STERLING: He told me to lawyer up.

COOPER: God wants you to lawyer up?

STERLING: The ways of the Lord are mysterious.

Scene 14

(God and the Devil are watching the Oklahoma Thunder trounce the Clippers during the second round of the playoffs)

GOD: Well, your Clippers had a good run. They squeaked by Golden State. But they’re toast now.

DEVIL: Doesn’t matter. We’re front page news. I have to admit I panicked over the prospect of a boycott and wanted Sterling to sell. But now that Sterling is committed to fight the league this story will drag on all summer. If Kobe ever returns, it will be back page news.

GOD: I didn’t think about that. Damn you.

DEVIL: That’s my line. And you still owe me twenty dollars.

Scene 15

(At halftime God approaches Mrs. Sterling in her luxury box)

GOD: Mrs. Sterling, you’re the closest person to your husband.

MRS. STERLING: No, that would be his lawyers. If you’re here to ask me to drop my lawsuit against that bitch, forget it.

GOD: Actually, I want you to persuade your husband to sell the team.

MRS. STERLING: But I thought you told him to lawyer up?

GOD: Yes, well, er, that was the Devil pretending to be me.

MRS. STERLING: Can I keep my luxury box?

GOD: Two seats in the corner are the most I can offer, I’m afraid.

MRS. STERLING: And push that tramp off her balcony. I mean my balcony.

GOD: Mrs. Sterling, you know I can’t do that.

MRS. STERLING: Crash her Ferrari. My Ferrari.

GOD: I might be able to cause one of her stiletto heels to rend asunder, on smooth pavement.

MRS. STERLING: On stairs.

GOD: Perhaps on the second stair. A sprained ankle.
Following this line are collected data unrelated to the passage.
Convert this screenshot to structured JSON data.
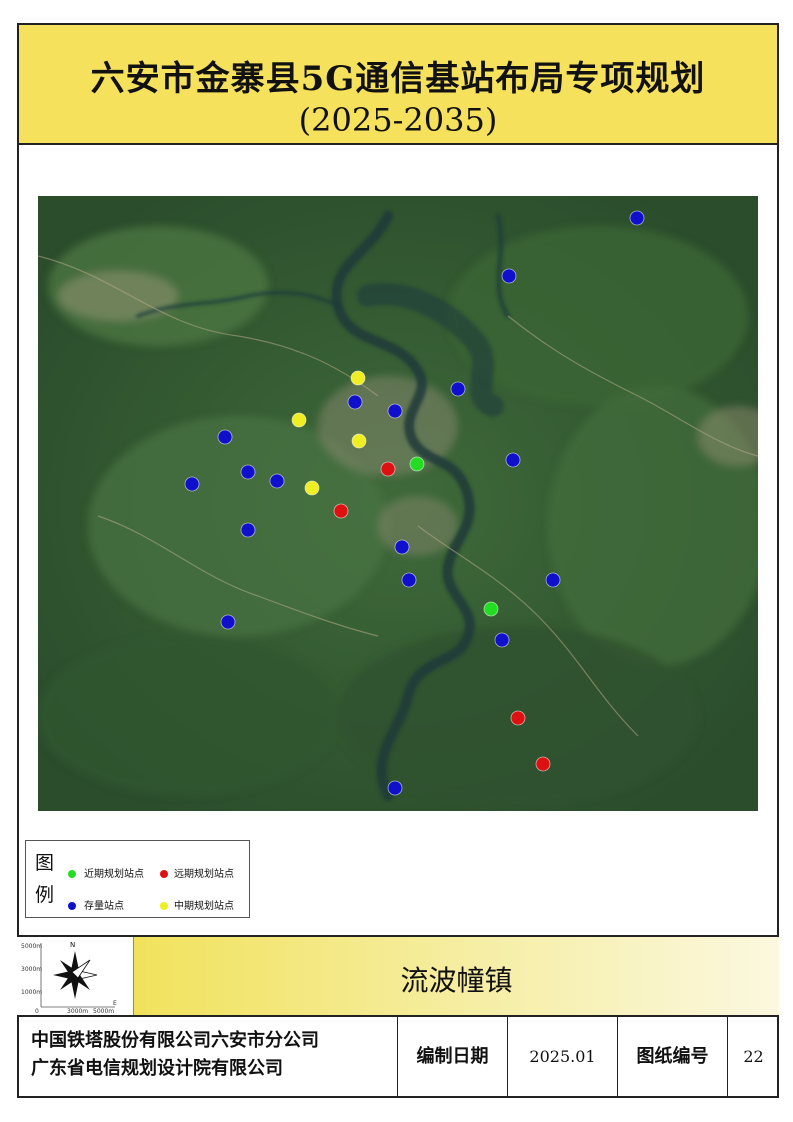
{
  "title": {
    "main": "六安市金寨县5G通信基站布局专项规划",
    "sub": "(2025-2035)"
  },
  "colors": {
    "title_bg": "#f6e15c",
    "near_term": "#22dd22",
    "long_term": "#dd1111",
    "existing": "#1010cc",
    "mid_term": "#eeee22"
  },
  "legend": {
    "title": "图例",
    "items": [
      {
        "label": "近期规划站点",
        "color": "#22dd22"
      },
      {
        "label": "远期规划站点",
        "color": "#dd1111"
      },
      {
        "label": "存量站点",
        "color": "#1010cc"
      },
      {
        "label": "中期规划站点",
        "color": "#eeee22"
      }
    ]
  },
  "scale": {
    "north": "N",
    "y_labels": [
      "5000m",
      "3000m",
      "1000m",
      "0"
    ],
    "x_labels": [
      "3000m",
      "5000m"
    ],
    "x_end": "E"
  },
  "district": "流波幢镇",
  "footer": {
    "org_line1": "中国铁塔股份有限公司六安市分公司",
    "org_line2": "广东省电信规划设计院有限公司",
    "date_label": "编制日期",
    "date_value": "2025.01",
    "sheet_label": "图纸编号",
    "sheet_value": "22"
  }
}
MRS. STERLING: The fourth stair. A broken leg.

GOD: The third stair, a strained calf.

MRS. STERLING: Deal.

Scene 15

(God and the Devil are Watching LeBron James and the Heat play the Indiana Pacers in Miami.)

GOD: Darn, it’s hot here.

DEVIL: Feels breezy to me.

GOD: The weather in LA will entice LeBron, you’ll see.

DEVIL: Maybe to sign with my Clippers.

GOD: How did that shyster Sterling ever get us on the same side?

DEVIL: What do you mean?

GOD: I also want him to sell the team. I think I’ve been manipulated.

(During a timeout the scoreboard screen shows breaking news)

STERLING: No, you heard me. I’ve been influenced by higher powers. I’m not selling the team. Never!

(God and the Devil stare at each other incredulously)

GOD and the DEVIL: (simultaneously) Lawyers!